Xanamem’s 10 mg Dose Confirmed Effective by New Pharmacology Research

• Peer-reviewed publication confirms 10 mg daily Xanamem dose
• Clinical pharmacology approach integrates PET and cognitive testing
• Positive phase 2a depression trial results support dose selection
• XanaMIA phase 2b/3 Alzheimer's trial underway with 10 mg dose
• Xanamem targets brain cortisol synthesis enzyme 11ß-HSD1

Actinogen’s Dose Confirmation Advances Xanamem Development

Actinogen Medical (ASX: ACW) has taken a significant step forward in its clinical development program with the publication of a peer-reviewed article in the journal Clinical Pharmacology in Drug Development. The article rigorously validates the 10 mg daily dose of Xanamem (emestedastat), a novel inhibitor of brain cortisol synthesis, as the optimal therapeutic dose for central nervous system diseases including Alzheimer's and depression.

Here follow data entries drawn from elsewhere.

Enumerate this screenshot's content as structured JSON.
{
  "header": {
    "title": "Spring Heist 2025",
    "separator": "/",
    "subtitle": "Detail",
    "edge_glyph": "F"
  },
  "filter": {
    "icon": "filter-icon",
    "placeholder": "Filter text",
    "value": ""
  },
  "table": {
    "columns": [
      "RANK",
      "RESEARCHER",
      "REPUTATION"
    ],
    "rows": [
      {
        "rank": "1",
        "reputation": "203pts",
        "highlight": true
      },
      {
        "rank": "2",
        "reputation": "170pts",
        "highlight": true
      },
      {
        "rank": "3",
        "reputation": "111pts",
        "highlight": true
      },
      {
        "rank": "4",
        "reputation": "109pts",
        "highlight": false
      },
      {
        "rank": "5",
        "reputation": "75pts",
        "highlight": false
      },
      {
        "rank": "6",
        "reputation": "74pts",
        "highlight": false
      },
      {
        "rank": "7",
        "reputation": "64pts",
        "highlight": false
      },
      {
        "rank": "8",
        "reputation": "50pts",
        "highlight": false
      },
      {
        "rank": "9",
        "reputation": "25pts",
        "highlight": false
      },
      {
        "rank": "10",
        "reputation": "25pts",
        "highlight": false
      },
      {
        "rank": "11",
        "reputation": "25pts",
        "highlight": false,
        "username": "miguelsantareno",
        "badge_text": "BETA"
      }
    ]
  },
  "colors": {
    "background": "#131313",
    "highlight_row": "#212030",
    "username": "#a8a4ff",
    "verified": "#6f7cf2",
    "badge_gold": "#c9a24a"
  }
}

The study highlights the company’s sophisticated clinical pharmacology approach, combining pharmacokinetics (PK), endocrine pharmacodynamics (PD), positron emission tomography (PET) imaging, and computerized cognitive testing. This multi-modal strategy has allowed Actinogen to refine dose selection beyond traditional methods, ensuring that the 10 mg dose achieves sufficient brain enzyme inhibition without unnecessary escalation.

Clinical Trial Context and Implications

Earlier pharmacokinetic modeling had suggested a 20 mg dose might be required to maintain cerebrospinal fluid concentrations above the half maximal inhibitory concentration for the 11ß-HSD1 enzyme. However, PET imaging data demonstrated that doses as low as 5 to 10 mg daily effectively inhibit the target enzyme in the brain. This finding aligns with cognitive testing results showing consistent pro-cognitive benefits at these doses, particularly improvements in attention and working memory.

These insights underpin the dosing regimen used in Actinogen’s ongoing XanaMIA phase 2b/3 trial in mild to moderate Alzheimer's disease patients. The trial, enrolling 220 participants across Australia and the US, is testing the ability of 10 mg daily Xanamem to slow disease progression, with interim results expected in late 2025. The dose confirmation also builds on positive outcomes from the XanaCIDD phase 2a trial in treatment-resistant depression, where the 10 mg dose produced statistically significant improvements in depressive symptoms and cognitive function.

Strategic Significance and Future Outlook

Actinogen’s Chief Medical Officer, Dr Dana Hilt, emphasized the value of the stepwise clinical pharmacology process, stating it provides confidence in the dose selection for ongoing trials. CEO Dr Steven Gourlay echoed this sentiment, highlighting the importance of direct brain effect measurements in guiding development decisions.

With approximately 400 volunteers and patients studied across eight clinical trials, Xanamem has demonstrated a promising safety profile and consistent target engagement. The drug’s novel mechanism, selectively inhibiting brain cortisol synthesis without affecting adrenal cortisol production, addresses a critical unmet need in neurodegenerative and neuropsychiatric disorders linked to cortisol dysregulation.

While Xanamem remains investigational and unapproved outside clinical trials, this peer-reviewed validation strengthens Actinogen’s position as it advances toward pivotal efficacy data. The integration of biomarker-driven patient selection and advanced imaging techniques may set a new standard for dose optimization in CNS drug development.

Bottom Line?

Actinogen’s dose validation for Xanamem sets the stage for pivotal trial readouts and potential regulatory milestones ahead.

Questions in the middle?

• Will the XanaMIA trial’s interim data confirm Xanamem’s efficacy in slowing Alzheimer’s progression?
• How might regulatory agencies view the novel clinical pharmacology approach used for dose selection?
• Could Xanamem’s mechanism extend to other neuropsychiatric conditions beyond Alzheimer’s and depression?